Mais cette position d’ouverture de la chambre criminelle à l’égard de l’associé agissant, non pas ut singuli (voir no 710), mais bien à titre personnel, paraît bien avoir été abandonnée à partir de 2000. En effet, dans un arrêt du 13 décembre 2000 ( Cass. crim., 13 déc. 2000, no 99-80.387, Bull. crim., no 373, p. 1135, JCP E 2001, no 14, p. 590, Bull. Joly 2001, p. 497, JCP E 2001, no 27, p. 1138, note J.-H. Robert, RJDA 2001, no 5, no 593, p. 528), la chambre criminelle a précisé que « la dépréciation des titres d’une société découlant des agissements délictueux de ses dirigeants constitue, non pas un dommage propre à chaque associé, mais un préjudice subi par la société elle-même ». En l’espèce donc, elle a approuvé une cour d’appel d’avoir rejeté la demande d’un actionnaire en remboursement de sa créance en compte courant et en réparation de la perte de son investissement du fait de l’abus de biens sociaux commis par le président du conseil d’administration : la créance alléguée était bien sans lien de causalité directe avec l’abus de bien social, et il n’était pas davantage démontré que la perte de valeur d’un investissement dans la société découle directement du même délit (cf. de même Cass. crim., 18 sept. 2002, no 02-81.892, Bull. Joly 2003, p. 63, RJDA 2003, no 2, no 146, p. 124).
Et, plus nettement encore, dans un arrêt du 5 décembre 2001 ( Cass. crim., 5 déc. 2001, no 01-80.065, Bull.
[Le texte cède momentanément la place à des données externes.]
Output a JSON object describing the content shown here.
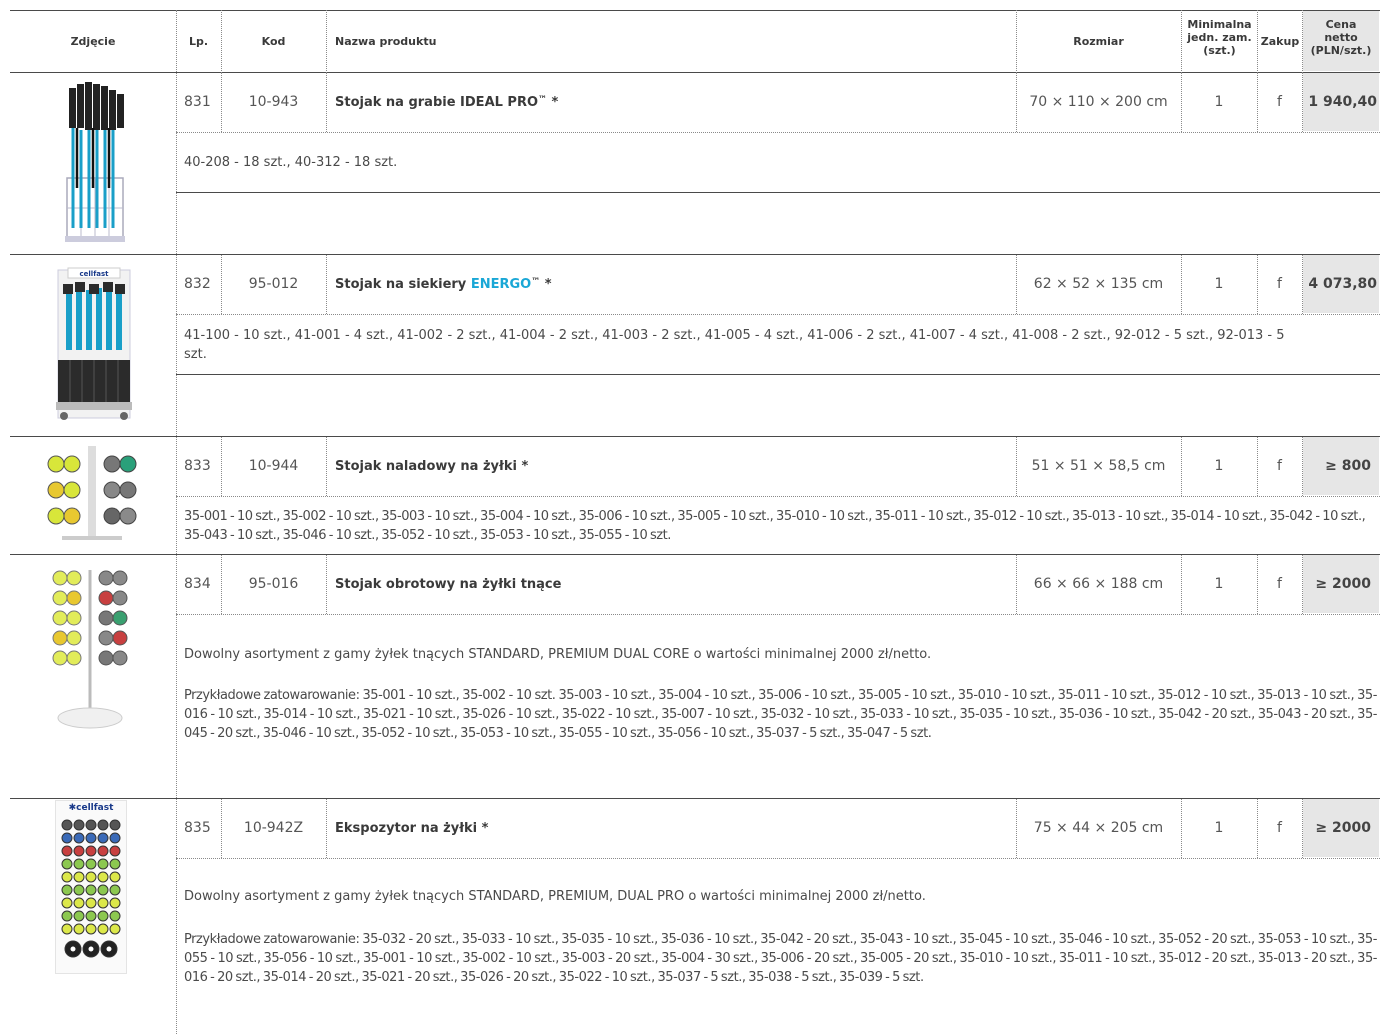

Joly 2002, p. 492, note Le Nabasque), la Cour de cassation précise que « le délit d’abus de biens sociaux n’occasionne un dommage personnel et direct qu’à la société elle-même et non à chaque associé ».
Cela étant, dans cette nouvelle approche restrictive, on relèvera, de manière discordante, un autre arrêt ( Cass. crim., 21 nov. 2001, no 01-81.178, Bull. Joly 2002, p. 398, note S. Messaï) indiquant que dès lors que les faits reprochés dans une plainte déposée par un actionnaire et au nom de la société pour prise illégale d’intérêts par des fonctionnaires recrutés par la société et d’anciens ministres ayant eu des responsabilités dans le secteur d’activité de la société constituent également un abus de crédit de la société, il en découle un préjudice direct pour l’actionnaire. Et on notera, par ailleurs, qu’un tel préjudice direct et personnel subsiste également aux yeux de la chambre criminelle dans le cas d’un autre délit éventuellement commis par le dirigeant : celui de présentation ou de publication de comptes infidèles ( Cass. crim., 30 janv. 2002, no 01-84.256, JCP E 2002, no 14, p. 592). Mais, en revanche, s’agissant de l’abus de pouvoirs, la solution est bien la même que pour l’abus de biens sociaux : « le délit d’abus de pouvoirs commis par un dirigeant de la société cause, non pas un dommage propre à chaque associé, mais un préjudice subi par la société elle-même » ( Cass. crim., 11 déc. 2002, no 01-85.176, Bull. crim. no 224, p. 825, Bull. Joly 2003, p. 433, note Dezeuze, Rev. sociétés 2003, p. 145, note Bouloc).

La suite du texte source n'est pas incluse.